Governarono senza sussulti il Paese per circa cinquanta anni e nessun intellettuale ha scritto la loro epopea, divenuta oramai storia. Gli studiosi, quasi tutti di estrazione marxista, dedicano le loro attenzioni solo al ventennio e alla resistenza, trascurando questo capitolo della nostra storia durato il doppio del fascismo.


Lentamente divennero simili ai loro avversari e persero la loro identità, mentre l’Italia cambiava, con i cittadini, anche nei più sperduti paeselli, che non si raccoglievano più attorno alla vita delle parrocchie. Caddero eroicamente senza reagire sotto i colpi furibondi di una scheggia giustizialista della magistratura e sembrarono scomparsi per sempre, dissolti come il sale che si scioglie nell’oceano, viceversa produssero robuste concrezioni ed i resti disordinati delle loro armate emigrarono a sinistra, al centro, a destra, accolti con prudenza dai nuovi partiti, sorti sulle ceneri della prima repubblica.
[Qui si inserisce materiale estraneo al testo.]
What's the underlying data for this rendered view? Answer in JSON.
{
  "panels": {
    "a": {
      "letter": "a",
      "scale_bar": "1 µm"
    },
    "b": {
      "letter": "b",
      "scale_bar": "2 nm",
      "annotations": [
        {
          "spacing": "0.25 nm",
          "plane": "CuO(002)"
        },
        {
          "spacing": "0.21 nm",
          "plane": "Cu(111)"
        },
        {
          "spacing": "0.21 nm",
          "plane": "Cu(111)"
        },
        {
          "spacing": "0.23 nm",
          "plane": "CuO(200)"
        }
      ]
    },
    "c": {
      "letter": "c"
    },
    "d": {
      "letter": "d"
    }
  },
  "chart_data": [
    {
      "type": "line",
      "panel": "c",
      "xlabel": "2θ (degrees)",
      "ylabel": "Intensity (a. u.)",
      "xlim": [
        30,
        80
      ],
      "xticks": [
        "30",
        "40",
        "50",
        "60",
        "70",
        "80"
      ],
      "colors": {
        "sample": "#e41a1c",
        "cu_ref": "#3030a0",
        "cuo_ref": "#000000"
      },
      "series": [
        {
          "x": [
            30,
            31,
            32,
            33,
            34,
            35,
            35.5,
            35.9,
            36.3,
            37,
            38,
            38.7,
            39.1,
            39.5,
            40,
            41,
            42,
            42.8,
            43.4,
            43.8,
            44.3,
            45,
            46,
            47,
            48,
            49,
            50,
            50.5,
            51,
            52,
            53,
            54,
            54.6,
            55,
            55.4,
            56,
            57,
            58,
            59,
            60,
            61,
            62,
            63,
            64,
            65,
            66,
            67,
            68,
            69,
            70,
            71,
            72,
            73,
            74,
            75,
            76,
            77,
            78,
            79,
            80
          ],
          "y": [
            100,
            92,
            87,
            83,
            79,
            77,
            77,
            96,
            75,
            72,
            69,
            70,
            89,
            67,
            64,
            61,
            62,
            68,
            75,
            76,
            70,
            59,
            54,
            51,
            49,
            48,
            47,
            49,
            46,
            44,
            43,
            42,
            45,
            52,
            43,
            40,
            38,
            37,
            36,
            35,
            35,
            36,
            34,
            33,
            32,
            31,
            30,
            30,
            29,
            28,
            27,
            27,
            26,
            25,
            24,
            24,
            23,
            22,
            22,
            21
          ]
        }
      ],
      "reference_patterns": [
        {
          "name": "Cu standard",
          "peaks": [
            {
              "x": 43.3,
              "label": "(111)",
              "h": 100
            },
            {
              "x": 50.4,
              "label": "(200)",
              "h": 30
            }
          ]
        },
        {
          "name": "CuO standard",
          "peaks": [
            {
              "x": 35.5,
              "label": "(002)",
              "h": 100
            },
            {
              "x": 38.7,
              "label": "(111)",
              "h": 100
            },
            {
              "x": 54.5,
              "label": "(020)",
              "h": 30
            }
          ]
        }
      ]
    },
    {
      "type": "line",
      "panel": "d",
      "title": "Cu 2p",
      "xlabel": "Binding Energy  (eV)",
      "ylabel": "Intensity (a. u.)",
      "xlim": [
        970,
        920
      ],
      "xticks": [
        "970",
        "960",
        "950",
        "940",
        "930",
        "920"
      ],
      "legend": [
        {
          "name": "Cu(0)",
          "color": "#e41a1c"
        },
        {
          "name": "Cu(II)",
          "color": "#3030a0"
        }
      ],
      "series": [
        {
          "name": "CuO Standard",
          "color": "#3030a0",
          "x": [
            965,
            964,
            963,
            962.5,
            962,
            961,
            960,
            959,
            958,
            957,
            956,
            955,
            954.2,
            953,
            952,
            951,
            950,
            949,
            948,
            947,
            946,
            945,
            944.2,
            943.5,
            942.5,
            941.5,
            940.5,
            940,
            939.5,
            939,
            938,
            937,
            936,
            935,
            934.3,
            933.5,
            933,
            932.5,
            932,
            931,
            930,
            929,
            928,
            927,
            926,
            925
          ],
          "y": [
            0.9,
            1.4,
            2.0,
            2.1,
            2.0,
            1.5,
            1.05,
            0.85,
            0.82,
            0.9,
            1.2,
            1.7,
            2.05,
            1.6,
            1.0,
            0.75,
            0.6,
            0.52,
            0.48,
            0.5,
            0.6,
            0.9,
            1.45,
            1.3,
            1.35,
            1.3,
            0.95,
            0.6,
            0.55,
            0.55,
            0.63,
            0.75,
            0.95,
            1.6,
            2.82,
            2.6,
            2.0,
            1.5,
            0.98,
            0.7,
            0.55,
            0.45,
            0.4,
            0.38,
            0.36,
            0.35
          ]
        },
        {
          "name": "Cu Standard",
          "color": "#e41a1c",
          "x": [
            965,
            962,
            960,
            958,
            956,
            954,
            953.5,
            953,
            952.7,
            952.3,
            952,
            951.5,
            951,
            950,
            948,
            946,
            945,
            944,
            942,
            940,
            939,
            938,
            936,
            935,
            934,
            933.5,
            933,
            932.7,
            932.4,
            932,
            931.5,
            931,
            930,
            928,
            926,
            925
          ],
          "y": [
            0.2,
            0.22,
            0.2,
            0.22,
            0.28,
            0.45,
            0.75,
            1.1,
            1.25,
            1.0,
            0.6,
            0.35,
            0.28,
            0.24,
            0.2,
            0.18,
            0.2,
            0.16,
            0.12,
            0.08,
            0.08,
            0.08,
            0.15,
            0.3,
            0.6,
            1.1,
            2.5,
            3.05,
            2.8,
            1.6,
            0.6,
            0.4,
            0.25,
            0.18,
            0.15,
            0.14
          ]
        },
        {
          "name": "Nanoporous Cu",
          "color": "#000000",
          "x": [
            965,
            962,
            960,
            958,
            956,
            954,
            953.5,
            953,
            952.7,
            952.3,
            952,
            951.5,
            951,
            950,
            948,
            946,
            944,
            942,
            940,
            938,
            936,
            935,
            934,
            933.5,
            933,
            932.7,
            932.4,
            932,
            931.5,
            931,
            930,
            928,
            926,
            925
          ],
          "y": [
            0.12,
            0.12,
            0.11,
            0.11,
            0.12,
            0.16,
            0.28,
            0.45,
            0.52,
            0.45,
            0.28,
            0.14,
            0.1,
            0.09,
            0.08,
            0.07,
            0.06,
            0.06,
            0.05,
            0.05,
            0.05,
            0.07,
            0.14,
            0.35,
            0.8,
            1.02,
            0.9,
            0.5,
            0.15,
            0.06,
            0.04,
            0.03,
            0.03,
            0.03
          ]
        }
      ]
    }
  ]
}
Sembrava che fossero stati assimilati e metabolizzati, invece sono lentamente riemersi e proclamano minacciosi di installarsi di nuovo, con rinnovato vigore, al centro del potere.


I loro volti anonimi stanno riappropriandosi delle sembianze del passato, mentre i loro gesti e le loro melliflue parole stanno contagiando, con il loro sottile veleno, il dibattito politico in atto nel Paese.


Erano troppo simili ai nostri vizi ed alle nostre virtù per scomparire definitivamente, ci somigliano, ben più di fascisti e comunisti, per questo non li abbiamo mai amati, per questo li temiamo, ma oramai sono tornati.